Wmo-cliënten moeten te vaak te lang wachten op een bijdrage. Daarom wordt gemeenten nu verplicht sneller te leveren.
In een brief aan de Kamer schrijft staatssecretaris Van Rijn dat Wmo-cliënten geen hinder mogen ondervinden van een trage gegevensuitwisseling tussen gemeenten, aanbieders en het CAK. Daarom zal hij de termijnen aanscherpen.

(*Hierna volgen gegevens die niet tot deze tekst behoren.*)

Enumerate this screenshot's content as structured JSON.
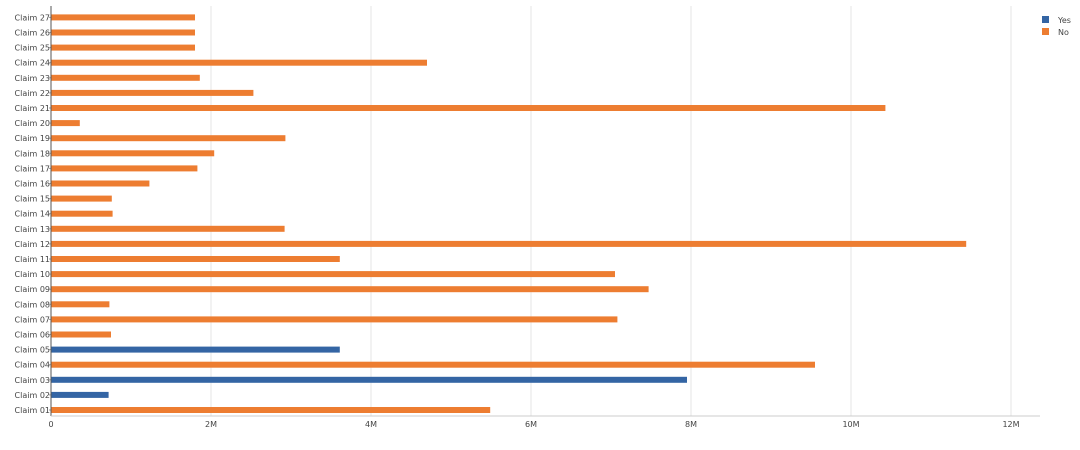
{
  "chart_data": {
    "type": "bar",
    "orientation": "horizontal",
    "grid": true,
    "legend_position": "top-right",
    "xlim": [
      0,
      12500000
    ],
    "x_ticks": [
      {
        "value": 0,
        "label": "0"
      },
      {
        "value": 2000000,
        "label": "2M"
      },
      {
        "value": 4000000,
        "label": "4M"
      },
      {
        "value": 6000000,
        "label": "6M"
      },
      {
        "value": 8000000,
        "label": "8M"
      },
      {
        "value": 10000000,
        "label": "10M"
      },
      {
        "value": 12000000,
        "label": "12M"
      }
    ],
    "categories": [
      "Claim 01",
      "Claim 02",
      "Claim 03",
      "Claim 04",
      "Claim 05",
      "Claim 06",
      "Claim 07",
      "Claim 08",
      "Claim 09",
      "Claim 10",
      "Claim 11",
      "Claim 12",
      "Claim 13",
      "Claim 14",
      "Claim 15",
      "Claim 16",
      "Claim 17",
      "Claim 18",
      "Claim 19",
      "Claim 20",
      "Claim 21",
      "Claim 22",
      "Claim 23",
      "Claim 24",
      "Claim 25",
      "Claim 26",
      "Claim 27"
    ],
    "series": [
      {
        "name": "Yes",
        "color": "#3465a4",
        "values": [
          null,
          720000,
          7950000,
          null,
          3610000,
          null,
          null,
          null,
          null,
          null,
          null,
          null,
          null,
          null,
          null,
          null,
          null,
          null,
          null,
          null,
          null,
          null,
          null,
          null,
          null,
          null,
          null
        ]
      },
      {
        "name": "No",
        "color": "#ed7d31",
        "values": [
          5490000,
          null,
          null,
          9550000,
          null,
          750000,
          7080000,
          730000,
          7470000,
          7050000,
          3610000,
          11440000,
          2920000,
          770000,
          760000,
          1230000,
          1830000,
          2040000,
          2930000,
          360000,
          10430000,
          2530000,
          1860000,
          4700000,
          1800000,
          1800000,
          1800000
        ]
      }
    ]
  }
}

In de huidige situatie is geen uiterlijke aanlevertermijn opgenomen in het Uitvoeringsbesluit Wmo 2015. Het CAK vraagt gemeenten en aanbieders een termijn te hanteren van uiterlijk 28 dagen (vier weken) na afloop van de zorgperiode, maar deze termijn is niet verplicht. Dit leidt tot verschillen tussen gemeenten. Niet alle gemeenten en aanbieders hebben onderling een aanlevertermijn afgesproken en termijnen die wel zijn afgesproken verschillen in tijdsduur. Dit maakt de uitvoering van de afspraken voor aanbieders onnodig ingewikkeld. Gemeenten handhaven ook niet altijd de afspraken met aanbieders over de aanlevertermijn. “Kortom, de uitvoering van de Wmo kan op dit punt duidelijk worden verbeterd”, aldus Van Rijn.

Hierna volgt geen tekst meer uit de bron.